Rupee hits new low owing to dollar outflow, growth concerns

Likely to touch 78, say analysts

May 09, 2022 07:51 pm | Updated 08:24 pm IST - Mumbai

The previous all-time low for the rupee was 77.14 to a US dollar.

The previous all-time low for the rupee was 77.14 to a US dollar. | Photo Credit: AMIT DAVE

The rupee on Monday fell to an all-time low of 77.44 against the U.S. Dollar due to a sell-off in equities amid concerns around weakening global economic growth prospects, outflow of dollar and on fears of further tightening of monetary policy by central banks to counter rising inflation.

The previous closing low for the rupee was 77.09, witnessed on March 07, 2022.

“The rupee opened with losses and the currency hit levels of 77.52, " Emkay Global Financial Services said in a note.

"A sell-off in the global equity markets which was triggered by the hike in interest rates by the U.S. Federal Reserve, the war in Europe and growth concerns in China due to the COVID-19 surge, led to the rupee depreciation," it added.

Pramit Brahmbhatt, CEO, Veracity Financial Services Private Ltd., said, "The rupee depreciated on many counts. Continuous high crude prices is causing the outflow of dollars. The correction in equity markets is also causing adverse flow of dollars."

"Monday's trigger was caused by weakness in the Chinese RMB which has triggered weakness in Asian currencies.

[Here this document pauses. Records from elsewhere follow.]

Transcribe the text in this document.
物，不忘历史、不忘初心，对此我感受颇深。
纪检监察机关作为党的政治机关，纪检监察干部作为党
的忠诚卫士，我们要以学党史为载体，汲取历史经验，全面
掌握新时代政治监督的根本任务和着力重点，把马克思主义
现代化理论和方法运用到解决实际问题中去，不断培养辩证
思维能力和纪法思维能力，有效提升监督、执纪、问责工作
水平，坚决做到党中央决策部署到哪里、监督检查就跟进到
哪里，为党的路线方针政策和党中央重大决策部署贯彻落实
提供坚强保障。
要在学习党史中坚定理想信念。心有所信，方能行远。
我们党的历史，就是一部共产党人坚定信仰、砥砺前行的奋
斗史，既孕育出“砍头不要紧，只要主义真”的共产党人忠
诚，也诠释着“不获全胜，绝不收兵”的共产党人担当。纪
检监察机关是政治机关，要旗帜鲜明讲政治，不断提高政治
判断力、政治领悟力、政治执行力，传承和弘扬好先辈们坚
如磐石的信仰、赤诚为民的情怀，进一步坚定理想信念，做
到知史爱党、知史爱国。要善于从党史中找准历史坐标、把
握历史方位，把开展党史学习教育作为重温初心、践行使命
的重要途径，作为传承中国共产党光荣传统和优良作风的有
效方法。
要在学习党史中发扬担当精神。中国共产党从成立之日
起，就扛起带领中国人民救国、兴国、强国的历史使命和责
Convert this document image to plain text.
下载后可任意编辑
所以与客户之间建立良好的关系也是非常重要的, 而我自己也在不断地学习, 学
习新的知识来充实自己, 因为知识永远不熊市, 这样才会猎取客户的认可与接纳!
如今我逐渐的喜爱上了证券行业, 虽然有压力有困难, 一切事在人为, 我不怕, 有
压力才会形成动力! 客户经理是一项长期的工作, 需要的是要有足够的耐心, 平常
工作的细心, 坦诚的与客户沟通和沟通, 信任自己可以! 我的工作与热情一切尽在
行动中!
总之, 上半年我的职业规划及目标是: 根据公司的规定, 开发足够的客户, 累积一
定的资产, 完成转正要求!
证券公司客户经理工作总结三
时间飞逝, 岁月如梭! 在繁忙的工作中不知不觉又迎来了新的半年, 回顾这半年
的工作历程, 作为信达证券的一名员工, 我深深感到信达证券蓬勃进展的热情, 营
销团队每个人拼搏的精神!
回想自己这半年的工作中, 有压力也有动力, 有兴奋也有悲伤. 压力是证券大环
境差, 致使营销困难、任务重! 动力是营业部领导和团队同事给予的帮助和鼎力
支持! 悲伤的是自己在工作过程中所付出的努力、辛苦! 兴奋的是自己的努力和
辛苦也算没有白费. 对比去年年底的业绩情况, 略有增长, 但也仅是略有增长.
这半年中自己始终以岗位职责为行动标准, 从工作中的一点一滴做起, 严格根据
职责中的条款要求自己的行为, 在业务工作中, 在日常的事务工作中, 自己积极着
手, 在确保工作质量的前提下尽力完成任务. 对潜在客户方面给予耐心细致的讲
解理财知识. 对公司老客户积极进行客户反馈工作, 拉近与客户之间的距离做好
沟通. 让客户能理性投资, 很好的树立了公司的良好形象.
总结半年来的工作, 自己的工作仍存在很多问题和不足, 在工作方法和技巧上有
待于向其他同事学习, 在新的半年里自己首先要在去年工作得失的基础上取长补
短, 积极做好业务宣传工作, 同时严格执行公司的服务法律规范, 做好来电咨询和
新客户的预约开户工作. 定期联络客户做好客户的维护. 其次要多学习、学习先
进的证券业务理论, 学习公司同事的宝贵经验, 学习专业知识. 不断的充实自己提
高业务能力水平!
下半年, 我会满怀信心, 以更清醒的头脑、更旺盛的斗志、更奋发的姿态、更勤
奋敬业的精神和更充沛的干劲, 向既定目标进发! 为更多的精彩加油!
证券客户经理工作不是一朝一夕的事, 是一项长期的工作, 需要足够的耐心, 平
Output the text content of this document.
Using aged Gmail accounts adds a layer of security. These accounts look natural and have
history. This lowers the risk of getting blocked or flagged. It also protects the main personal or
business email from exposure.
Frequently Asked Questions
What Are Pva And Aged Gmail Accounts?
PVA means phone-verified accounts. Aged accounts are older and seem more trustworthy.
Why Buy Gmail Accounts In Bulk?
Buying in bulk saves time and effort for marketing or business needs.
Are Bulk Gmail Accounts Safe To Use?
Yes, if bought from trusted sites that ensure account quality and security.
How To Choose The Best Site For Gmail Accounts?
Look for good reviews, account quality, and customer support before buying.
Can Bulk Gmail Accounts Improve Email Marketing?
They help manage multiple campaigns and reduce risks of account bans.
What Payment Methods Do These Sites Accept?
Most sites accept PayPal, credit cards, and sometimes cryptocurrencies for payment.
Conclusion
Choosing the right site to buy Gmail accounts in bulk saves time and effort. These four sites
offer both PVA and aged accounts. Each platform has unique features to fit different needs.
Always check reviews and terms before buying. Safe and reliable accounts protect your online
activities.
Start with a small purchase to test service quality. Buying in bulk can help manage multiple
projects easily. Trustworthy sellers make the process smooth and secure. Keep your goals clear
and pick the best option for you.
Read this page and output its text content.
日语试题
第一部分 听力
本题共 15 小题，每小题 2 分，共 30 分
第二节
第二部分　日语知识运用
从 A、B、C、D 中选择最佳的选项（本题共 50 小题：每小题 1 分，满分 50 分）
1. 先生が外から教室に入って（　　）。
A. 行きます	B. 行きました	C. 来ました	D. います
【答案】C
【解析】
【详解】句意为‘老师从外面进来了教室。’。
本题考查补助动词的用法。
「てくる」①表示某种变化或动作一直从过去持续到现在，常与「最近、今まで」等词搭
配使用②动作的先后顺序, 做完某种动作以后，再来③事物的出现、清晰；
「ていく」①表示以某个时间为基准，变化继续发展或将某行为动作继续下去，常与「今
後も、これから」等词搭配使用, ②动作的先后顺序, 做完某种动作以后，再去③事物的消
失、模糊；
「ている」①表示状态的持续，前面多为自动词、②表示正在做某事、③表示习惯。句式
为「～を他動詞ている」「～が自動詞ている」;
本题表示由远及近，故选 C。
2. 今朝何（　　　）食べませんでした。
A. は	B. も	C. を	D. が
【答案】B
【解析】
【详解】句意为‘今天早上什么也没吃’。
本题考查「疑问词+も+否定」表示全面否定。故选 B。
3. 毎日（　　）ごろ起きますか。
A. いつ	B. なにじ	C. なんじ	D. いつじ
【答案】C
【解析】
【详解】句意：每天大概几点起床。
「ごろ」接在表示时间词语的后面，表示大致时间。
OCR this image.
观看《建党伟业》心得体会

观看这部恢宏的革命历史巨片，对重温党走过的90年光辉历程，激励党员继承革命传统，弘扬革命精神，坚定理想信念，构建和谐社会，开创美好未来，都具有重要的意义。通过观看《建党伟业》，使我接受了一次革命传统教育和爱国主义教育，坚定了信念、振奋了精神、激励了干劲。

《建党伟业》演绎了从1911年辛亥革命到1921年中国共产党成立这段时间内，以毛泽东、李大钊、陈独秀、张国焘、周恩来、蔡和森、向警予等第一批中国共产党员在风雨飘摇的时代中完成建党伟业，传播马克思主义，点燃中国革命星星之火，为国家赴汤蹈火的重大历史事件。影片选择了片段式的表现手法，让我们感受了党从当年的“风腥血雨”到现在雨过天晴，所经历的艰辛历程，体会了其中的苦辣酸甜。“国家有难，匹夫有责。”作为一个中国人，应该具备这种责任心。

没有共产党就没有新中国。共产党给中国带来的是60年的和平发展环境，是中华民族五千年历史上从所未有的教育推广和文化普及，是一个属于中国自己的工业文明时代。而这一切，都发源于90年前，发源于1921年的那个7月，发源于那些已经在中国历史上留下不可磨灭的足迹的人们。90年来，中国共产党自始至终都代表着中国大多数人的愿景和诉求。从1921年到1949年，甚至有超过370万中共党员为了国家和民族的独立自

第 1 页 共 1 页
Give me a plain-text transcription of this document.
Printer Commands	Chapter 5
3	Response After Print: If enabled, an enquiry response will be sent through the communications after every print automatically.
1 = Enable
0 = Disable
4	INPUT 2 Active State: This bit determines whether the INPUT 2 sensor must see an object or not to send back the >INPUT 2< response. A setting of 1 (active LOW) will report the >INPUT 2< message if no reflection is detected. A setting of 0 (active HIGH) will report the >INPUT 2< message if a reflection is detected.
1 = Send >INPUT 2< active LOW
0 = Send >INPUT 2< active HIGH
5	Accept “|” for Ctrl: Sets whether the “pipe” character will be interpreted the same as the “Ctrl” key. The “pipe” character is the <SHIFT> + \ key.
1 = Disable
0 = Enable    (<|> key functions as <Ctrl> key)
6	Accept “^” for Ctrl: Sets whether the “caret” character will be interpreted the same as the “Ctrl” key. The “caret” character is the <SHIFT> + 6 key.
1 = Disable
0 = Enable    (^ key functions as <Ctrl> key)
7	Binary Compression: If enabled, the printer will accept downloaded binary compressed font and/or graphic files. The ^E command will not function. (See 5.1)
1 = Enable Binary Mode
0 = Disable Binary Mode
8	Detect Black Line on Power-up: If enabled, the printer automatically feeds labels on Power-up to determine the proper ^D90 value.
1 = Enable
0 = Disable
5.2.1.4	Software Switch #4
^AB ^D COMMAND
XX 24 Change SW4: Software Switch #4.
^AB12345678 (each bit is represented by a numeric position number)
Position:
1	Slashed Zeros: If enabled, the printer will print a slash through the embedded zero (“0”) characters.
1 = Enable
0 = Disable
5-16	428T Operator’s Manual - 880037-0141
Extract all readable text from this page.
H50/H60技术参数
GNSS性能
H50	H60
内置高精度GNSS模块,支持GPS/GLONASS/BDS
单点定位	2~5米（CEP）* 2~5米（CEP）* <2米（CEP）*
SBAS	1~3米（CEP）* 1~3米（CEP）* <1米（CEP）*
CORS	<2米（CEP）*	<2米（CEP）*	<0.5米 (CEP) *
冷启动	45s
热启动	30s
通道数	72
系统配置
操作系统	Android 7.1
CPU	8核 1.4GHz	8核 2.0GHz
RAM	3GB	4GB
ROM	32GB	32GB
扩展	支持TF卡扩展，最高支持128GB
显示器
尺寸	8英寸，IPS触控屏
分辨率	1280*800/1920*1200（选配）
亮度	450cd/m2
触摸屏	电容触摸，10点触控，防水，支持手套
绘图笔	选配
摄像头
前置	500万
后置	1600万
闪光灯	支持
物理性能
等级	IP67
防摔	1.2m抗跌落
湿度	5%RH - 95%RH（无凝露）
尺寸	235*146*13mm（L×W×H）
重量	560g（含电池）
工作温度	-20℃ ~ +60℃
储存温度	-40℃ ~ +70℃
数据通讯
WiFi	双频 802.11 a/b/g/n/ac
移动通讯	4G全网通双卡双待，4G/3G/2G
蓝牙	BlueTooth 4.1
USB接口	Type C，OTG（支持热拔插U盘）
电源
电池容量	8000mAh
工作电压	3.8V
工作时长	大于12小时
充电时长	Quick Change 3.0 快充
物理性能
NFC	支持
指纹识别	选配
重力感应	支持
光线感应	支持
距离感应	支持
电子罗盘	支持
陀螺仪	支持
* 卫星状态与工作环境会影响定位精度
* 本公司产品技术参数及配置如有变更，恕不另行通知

The rupee is expected to weaken further," he added.

‘Relentless outflow’

Sugandha Sachdeva, vice president, Commodity and Currency Research, Religare Broking Ltd., said, "The Indian rupee has plummeted to record lows amid the deteriorating risk sentiment and the unrelenting spree of overseas outflows from domestic equities."

"Besides, an unabated rise in the dollar index towards a two-decade high, soaring U.S. treasury yields and crude prices, all of them have worked their way to push the domestic currency on a downward trajectory," she said.

Emphasising that markets were concerned about rising inflation and that the prospect of an aggressive tightening by the central bank would threaten the growth outlook, she said this would lead to safe-haven flows in the greenback.

"Hardening crude oil prices are roiling sentiment, leading to worries about the widening current account deficit and exacerbating the pressure on the domestic currency. Going ahead, as the Indian rupee has breached the previous all-time lows of the 77.14 mark, it seems poised to witness further depreciation towards the 78-mark in the near term," she added.

According to Upasna Bhardwaj, senior economist, Kotak Mahindra Bank, India has witnessed Foreign Portfolio Investment outflow of $5.8 billion so far this financial year.

"Led by adverse global cues, the rupee is trading shy of 77.50 - nearly 2% lower from highs of near 75.99 levels witnessed last week post the surprise rate hike by RBI. Given the uncertainty and limited RBI intervention, USDINR could trend towards 78 levels in the immediate near term. We expect the new USDINR in the range of 76.50-78 in the near term,” she added.

According to analysts, the Chinese government’s ‘zero-covid policy’ has been viewed as a major risk to global growth.

"The effects of the lockdown were seen as China’s export growth slowed to single digits in April, as the curbs halted factory production, disrupted supply chains and triggered a collapse in domestic demand. Any policy action by the PBOC will help improve sentiment, Emkay Global added in its note.

For the week ahead, the rupee needs to reclaim levels of 77.10 to see a recovery towards 76.80/76.70 again. "The bias will stay negative until then and the currency will see further depreciation towards 77.80 levels," it added.